Sunday, February 5, 2017

Beyond the South, Beyond Home

The second day we were here, my mom and I ran errands to the nearest Target. I was overwhelmed and shocked, and felt like I had a rock in my stomach every time I went outside. Everything was so unfamiliar, and it frightened me - like a refrain, I kept wondering "how can I raise a family in a place I don't know? What is true, when I don't even know the earth beneath my feet?"

It got better. Slowly. Summer helped.

The week we moved into our new house, Tom sat me on the couch after we got the kids in bed and said "I've been saving this song for you for when we had our house." I cried through the whole thing and I cry every time I listen to it.

This video gives me hope. It still doesn't feel like home here yet - it still feels so strange, and often lonely and hard. It's so easy to lose my moorings when I am living in a place where I have no history. I put my hands out to catch the wisdom of my ancestors and my hands grab nothing but empty air. No one that is kin to me has put their bones in this ground, or watched the seasons come and go for generations so that it is a rhythm that echoes in their blood. Southerners are so fiercely loyal - to place, to memory, to tradition, to our families. To be in a place with none of those things is like having amnesia and being homeless both at once.

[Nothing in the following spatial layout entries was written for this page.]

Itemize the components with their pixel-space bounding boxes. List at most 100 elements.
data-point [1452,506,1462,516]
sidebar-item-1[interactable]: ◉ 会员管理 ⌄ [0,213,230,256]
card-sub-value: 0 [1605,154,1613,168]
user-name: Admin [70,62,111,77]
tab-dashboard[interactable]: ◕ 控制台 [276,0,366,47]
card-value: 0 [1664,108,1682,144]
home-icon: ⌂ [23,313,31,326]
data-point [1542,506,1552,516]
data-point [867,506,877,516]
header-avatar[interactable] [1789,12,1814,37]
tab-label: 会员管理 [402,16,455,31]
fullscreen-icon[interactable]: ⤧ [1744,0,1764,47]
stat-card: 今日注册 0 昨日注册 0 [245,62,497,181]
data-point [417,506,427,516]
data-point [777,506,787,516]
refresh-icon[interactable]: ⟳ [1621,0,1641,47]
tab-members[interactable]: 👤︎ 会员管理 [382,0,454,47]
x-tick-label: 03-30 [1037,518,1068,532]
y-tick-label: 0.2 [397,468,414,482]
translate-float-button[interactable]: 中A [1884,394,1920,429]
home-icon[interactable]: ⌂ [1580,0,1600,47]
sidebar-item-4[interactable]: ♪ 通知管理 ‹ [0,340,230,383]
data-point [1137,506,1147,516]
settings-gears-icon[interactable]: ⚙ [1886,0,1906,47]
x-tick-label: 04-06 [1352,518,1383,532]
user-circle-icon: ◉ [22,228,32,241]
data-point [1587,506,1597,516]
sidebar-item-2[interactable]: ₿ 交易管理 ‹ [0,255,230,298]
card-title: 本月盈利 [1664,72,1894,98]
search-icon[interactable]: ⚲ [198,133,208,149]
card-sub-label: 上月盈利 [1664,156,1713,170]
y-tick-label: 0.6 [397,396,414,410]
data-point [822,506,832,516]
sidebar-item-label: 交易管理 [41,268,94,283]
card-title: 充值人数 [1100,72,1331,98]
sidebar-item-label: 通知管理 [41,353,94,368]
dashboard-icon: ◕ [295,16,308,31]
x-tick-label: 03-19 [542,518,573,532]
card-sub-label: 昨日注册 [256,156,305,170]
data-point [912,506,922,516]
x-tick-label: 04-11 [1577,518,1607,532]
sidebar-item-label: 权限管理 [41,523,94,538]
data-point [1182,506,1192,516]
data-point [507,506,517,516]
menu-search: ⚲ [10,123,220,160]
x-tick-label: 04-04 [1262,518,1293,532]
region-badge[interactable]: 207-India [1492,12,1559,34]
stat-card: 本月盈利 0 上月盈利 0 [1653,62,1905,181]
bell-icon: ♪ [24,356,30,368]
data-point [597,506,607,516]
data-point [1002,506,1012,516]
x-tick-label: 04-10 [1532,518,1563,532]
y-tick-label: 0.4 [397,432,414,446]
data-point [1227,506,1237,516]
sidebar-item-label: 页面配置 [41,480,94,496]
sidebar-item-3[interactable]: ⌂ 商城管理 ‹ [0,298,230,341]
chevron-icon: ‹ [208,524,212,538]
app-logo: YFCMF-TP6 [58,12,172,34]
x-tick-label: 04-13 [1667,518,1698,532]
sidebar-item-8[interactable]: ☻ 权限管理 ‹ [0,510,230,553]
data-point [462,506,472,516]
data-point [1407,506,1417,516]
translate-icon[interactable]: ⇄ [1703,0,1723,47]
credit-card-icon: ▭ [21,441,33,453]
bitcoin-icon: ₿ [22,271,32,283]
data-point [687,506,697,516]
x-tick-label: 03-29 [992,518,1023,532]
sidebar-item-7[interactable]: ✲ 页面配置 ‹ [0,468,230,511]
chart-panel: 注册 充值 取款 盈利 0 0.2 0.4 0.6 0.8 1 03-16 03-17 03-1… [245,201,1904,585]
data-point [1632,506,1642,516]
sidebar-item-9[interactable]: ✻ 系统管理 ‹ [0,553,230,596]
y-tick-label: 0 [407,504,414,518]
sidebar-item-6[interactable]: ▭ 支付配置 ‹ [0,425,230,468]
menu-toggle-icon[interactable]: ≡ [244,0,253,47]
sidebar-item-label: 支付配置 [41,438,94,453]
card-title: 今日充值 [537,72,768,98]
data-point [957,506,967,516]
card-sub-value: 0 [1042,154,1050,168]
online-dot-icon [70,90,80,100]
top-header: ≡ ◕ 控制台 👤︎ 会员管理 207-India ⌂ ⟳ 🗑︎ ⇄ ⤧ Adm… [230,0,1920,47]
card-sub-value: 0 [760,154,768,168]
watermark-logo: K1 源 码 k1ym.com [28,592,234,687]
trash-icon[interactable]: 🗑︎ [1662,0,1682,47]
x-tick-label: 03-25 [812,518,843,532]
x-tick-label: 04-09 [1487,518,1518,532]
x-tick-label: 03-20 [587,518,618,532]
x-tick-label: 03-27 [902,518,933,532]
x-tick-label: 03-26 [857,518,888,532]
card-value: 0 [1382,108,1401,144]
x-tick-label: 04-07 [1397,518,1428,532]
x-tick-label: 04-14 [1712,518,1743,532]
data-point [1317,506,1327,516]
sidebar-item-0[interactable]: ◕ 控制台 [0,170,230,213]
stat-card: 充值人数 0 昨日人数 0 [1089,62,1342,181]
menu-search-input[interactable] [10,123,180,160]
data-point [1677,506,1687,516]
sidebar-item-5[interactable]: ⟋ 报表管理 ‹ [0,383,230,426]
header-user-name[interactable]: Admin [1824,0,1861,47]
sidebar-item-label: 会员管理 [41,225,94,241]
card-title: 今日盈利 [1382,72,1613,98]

But this song gives me great hope that it won't be like this forever - that after we put our work and our hearts into this new place, we'll look up and find it's become home.



Lyrics:
We will call this place our home,
The dirt in which our roots may grow.
Though the storms will push and pull,
We will call this place our home.

We’ll tell our stories on these walls.
Every year, measure how tall.
And just like a work of art,
We’ll tell our stories on these walls.

Let the years we’re here be kind, be kind.
Let our hearts, like doors, open wide, open wide.
Settle our bones like wood over time, over time.
Give us bread, give us salt, give us wine.

A little broken, a little new.
We are the impact and the glue.
Capable of more than we know,
We call this fixer upper home.

With each year, our color fades.
Slowly, our paint chips away.
But we will find the strength
And the nerve it takes
To repaint and repaint and repaint every day.

Let the years we’re here be kind, be kind.
Let our hearts, like doors, open wide, open wide.
Settle our bones like wood over time, over time.
Give us bread, give us salt, give us wine.

Let the years we’re here be kind, be kind.
Let our hearts, like doors, open wide, open wide.
Settle our bones like wood over time, over time.
Give us bread, give us salt, give us wine.
Give us bread, give us salt, give us wine.

Smaller than dust on this map
Lies the greatest thing we have:
The dirt in which our roots may grow
And the right to call it home.


When I listen to this song, I'm reminded that my family did not always live in the South. We left our generational homes hundreds of years ago and came to this country. We clung to the family with brought with us and over the years, our English and Irish traditions changed and our homes became old and familiar. I recall that what makes home are the people we call into it to share the love we pour out. The song is part prayer, part mantra, part battlecry - moving me beyond the South and beyond my clinging thoughts of home.

Someday, by God's grace, and a great deal of hard work, we might have the right to call Michigan home.